If you're averse to using used gear the basic idea would just be to get everyone on the same switch. The type of switch isn't all that important, I just see the enterprise stuff as much better value since the cost is similar to a cheap 24-port unmanaged switch new that's not up to nearly the same standard of quality or features. Either should serve fine though, as long as it's not a horribly broken piece of garbage.

Also if you guys are gaming online at all, you're going to want to set up an old PC running pfSense or m0n0wall to handle routing duties. Most consumer routers don't do a very good job when you've got a bunch of users pumping out minimum size packets at a high rate (gaming), even if your connection speed is up to the task, plus you again get a lot more features that might be helpful like QoS, and finding an old box and a couple spare NICs should be basically free.

You can leave a wireless AP up and running, but tell anyone that complains about its performance to STFU and patch into the switch.


keenan's totally right on all counts. I picked up two 24-port Netgear gigabit switches (GS724T) for $50 a piece on Ebay last year.
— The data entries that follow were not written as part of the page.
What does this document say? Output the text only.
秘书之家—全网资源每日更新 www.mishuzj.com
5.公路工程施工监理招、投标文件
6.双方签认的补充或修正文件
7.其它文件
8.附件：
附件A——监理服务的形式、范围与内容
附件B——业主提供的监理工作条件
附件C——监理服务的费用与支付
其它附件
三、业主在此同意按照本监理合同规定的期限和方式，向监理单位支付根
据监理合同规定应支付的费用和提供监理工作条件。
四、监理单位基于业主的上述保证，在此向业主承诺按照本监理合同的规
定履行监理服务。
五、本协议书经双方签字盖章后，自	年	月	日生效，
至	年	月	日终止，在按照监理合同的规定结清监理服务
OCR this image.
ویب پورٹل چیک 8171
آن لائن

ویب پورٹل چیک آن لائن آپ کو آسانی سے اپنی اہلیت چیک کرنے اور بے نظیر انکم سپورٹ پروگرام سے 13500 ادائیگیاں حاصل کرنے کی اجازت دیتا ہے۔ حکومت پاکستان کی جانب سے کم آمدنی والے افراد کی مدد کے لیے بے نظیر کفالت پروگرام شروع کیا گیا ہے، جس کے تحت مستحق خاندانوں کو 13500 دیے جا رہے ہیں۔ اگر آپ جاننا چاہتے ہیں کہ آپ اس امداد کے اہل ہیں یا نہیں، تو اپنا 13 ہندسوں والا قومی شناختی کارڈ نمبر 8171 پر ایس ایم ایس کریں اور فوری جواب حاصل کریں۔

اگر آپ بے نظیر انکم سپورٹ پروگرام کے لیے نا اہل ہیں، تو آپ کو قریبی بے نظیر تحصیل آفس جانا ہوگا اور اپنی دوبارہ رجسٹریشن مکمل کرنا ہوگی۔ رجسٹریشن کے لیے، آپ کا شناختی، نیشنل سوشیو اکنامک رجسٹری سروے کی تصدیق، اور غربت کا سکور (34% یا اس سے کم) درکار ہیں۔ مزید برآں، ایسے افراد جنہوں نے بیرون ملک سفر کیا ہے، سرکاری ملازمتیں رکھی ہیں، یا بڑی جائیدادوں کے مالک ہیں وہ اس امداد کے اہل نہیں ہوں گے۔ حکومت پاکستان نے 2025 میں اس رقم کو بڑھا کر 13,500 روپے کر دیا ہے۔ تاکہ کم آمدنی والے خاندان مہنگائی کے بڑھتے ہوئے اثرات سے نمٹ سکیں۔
You can always find some sort of sweet deal on there and it's well worth the money spent for a LAN. I've used these at a small LAN recently (50-60 people) and they worked exceptionally well.

you should also hop on craigslist and look there as well. I picked up a few thousand feet of CAT6 for $70 from a guy who was trying to get rid of misc boxes of cable from his dad's old business. I see stuff on there all the time from businesses close, getting rid of excess gear, etc... Always good deals to be had there.

The investment is well worth it in order to save yourself the headaches.